Oracle顺序字段验证

Question

我在Oracle 11gR2数据库中有一个表，其中包含五个连续字段，例如Field1，Field2，Field3，Field4和Field5。

这些字段是相关的：

• 如果填充了Field2，则必须填充Field1。
• 如果填充了Field5，则应填充所有 Fieldn字段。

验证这些字段是否填充正确的最佳方法是什么？

例如，查询应返回填充Field3的情况，但不返回Field1和Field2。或者只填充Field4。或者填充Field1和Field3时。等等。如果可能的话，我想避免在我的过滤器中使用25种不同的条件。

任何帮助都将不胜感激。

Answer 1

可能最简单的方法是蛮力方法：

select t.*
from t
where (t.field1 is null and coalesce(t.field2, t.field3, t.field4, t.field5) is not null) or
      (t.field2 is null and coalesce(t.field3, t.field4, t.field5) is not null) or
      (t.field3 is null and coalesce(t.field4, t.field5) is not null) or
      (t.field4 is null and t.field5 is not null);

Answer 2

如果唯一有效的方案是按顺序填充字段，没有间隙，我认为这就是你所说的，那么你可以计算出填充的“最高”字段和字段数填充，并比较它们。
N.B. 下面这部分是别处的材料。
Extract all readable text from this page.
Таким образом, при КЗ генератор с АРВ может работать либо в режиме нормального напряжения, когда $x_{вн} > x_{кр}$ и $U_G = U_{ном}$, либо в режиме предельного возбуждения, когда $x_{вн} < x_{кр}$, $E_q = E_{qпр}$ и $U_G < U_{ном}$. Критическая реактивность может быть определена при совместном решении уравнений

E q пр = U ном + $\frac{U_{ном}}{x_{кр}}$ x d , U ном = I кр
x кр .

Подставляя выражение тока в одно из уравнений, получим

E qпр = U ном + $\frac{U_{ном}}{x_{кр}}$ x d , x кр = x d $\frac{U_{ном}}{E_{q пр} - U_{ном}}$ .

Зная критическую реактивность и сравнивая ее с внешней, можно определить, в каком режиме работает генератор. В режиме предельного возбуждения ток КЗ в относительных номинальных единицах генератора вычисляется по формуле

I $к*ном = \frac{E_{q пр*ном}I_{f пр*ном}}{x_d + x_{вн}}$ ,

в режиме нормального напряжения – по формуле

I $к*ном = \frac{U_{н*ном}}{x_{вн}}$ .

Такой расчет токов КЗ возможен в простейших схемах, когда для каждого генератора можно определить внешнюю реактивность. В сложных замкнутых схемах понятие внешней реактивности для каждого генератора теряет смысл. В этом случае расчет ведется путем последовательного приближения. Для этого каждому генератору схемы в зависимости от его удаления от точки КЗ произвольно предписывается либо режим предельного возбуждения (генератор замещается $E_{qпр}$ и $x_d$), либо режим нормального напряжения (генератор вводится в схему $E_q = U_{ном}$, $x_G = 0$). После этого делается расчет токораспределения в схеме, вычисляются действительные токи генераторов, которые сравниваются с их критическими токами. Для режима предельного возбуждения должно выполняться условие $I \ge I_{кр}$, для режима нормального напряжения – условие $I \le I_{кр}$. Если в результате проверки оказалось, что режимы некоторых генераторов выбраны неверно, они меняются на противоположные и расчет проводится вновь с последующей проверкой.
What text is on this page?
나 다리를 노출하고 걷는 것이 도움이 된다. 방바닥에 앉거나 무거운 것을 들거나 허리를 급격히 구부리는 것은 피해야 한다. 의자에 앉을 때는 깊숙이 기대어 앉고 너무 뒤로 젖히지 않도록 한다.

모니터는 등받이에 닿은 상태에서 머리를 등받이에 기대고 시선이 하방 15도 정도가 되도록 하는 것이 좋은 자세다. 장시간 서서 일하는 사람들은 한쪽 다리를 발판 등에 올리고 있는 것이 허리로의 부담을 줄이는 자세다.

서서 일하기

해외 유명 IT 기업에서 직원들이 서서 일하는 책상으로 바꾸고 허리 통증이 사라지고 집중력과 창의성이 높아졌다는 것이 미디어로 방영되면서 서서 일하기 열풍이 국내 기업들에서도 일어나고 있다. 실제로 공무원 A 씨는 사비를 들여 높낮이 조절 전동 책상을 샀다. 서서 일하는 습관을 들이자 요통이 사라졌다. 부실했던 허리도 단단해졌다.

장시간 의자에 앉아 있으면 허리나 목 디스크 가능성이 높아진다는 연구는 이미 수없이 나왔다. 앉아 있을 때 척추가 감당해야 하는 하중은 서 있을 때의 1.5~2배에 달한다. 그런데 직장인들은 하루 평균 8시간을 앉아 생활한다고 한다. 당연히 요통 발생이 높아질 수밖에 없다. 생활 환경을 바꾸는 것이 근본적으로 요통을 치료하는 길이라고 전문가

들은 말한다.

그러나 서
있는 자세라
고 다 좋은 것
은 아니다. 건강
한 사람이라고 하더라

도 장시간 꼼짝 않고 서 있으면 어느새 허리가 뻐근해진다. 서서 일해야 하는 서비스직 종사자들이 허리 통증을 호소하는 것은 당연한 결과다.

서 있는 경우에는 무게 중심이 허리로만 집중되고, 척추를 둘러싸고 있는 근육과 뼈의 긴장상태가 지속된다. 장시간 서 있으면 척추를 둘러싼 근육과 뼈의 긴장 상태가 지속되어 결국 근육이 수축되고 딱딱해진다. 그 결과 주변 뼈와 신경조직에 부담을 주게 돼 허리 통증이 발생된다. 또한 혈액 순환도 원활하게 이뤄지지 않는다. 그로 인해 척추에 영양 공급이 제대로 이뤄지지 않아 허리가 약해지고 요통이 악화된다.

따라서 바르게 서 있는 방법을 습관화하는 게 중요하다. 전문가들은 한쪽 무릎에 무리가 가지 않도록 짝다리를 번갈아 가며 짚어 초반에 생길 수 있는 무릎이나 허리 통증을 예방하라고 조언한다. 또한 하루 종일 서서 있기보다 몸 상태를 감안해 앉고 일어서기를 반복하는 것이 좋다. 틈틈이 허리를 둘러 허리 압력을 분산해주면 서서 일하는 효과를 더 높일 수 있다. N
如果我们有差距，那么这两个数字将是不同的。 e.g：

select field1, field2, field3, field4, field5 from (
  select field1, field2, field3, field4, field5,
    case when field1 is not null then 1 else 0 end
      + case when field2 is not null then 1 else 0 end
      + case when field3 is not null then 1 else 0 end
      + case when field4 is not null then 1 else 0 end
      + case when field5 is not null then 1 else 0 end as cnt,
    greatest(case when field1 is not null then 1 else 0 end,
      case when field2 is not null then 2 else 0 end,
      case when field3 is not null then 3 else 0 end,
      case when field4 is not null then 4 else 0 end,
      case when field5 is not null then 5 else 0 end) as grt
  from my_table
)
where cnt != grt;

SQL Fiddle demo

正如Michael-O指出的那样，您可以使用nvl2代替case（显示在another SQL Fiddle中），这是非标准的，但可以说更清晰：

select field1, field2, field3, field4, field5 from (
  select field1, field2, field3, field4, field5,
    nvl2(field1, 1, 0) + nvl2(field2, 1, 0) + nvl2(field3, 1, 0)
      + nvl2(field4, 1, 0) + nvl2(field5, 1, 0) as cnt,
    greatest(nvl2(field1, 1, 0), nvl2(field2, 2, 0), nvl2(field3, 3, 0),
      nvl2(field4, 4, 0), nvl2(field5, 5, 0)) as grt
  from t42
)
where cnt != grt;

如果你想强制执行此操作，你可以添加一个检查约束来进行相同的比较：

alter table my_table add constraint my_check check (
  case when field1 is not null then 1 else 0 end
    + case when field2 is not null then 1 else 0 end
    + case when field3 is not null then 1 else 0 end
    + case when field4 is not null then 1 else 0 end
    + case when field5 is not null then 1 else 0 end
  = greatest(case when field1 is not null then 1 else 0 end,
      case when field2 is not null then 2 else 0 end,
      case when field3 is not null then 3 else 0 end,
      case when field4 is not null then 4 else 0 end,
      case when field5 is not null then 5 else 0 end));

由于您使用的是11gR2，因此您也可以使用虚拟列：

alter table my_table add cnt generated always as
  (case when field1 is not null then 1 else 0 end
    + case when field2 is not null then 1 else 0 end
    + case when field3 is not null then 1 else 0 end
    + case when field4 is not null then 1 else 0 end
    + case when field5 is not null then 1 else 0 end);

alter table my_table add grt generated always as
  (greatest(case when field1 is not null then 1 else 0 end,
    case when field2 is not null then 2 else 0 end,
    case when field3 is not null then 3 else 0 end,
    case when field4 is not null then 4 else 0 end,
    case when field5 is not null then 5 else 0 end));

alter table my_table add constraint my_check check (cnt = grt);

...但除了检查本身可能更清楚之外，我认为它不会增加太多。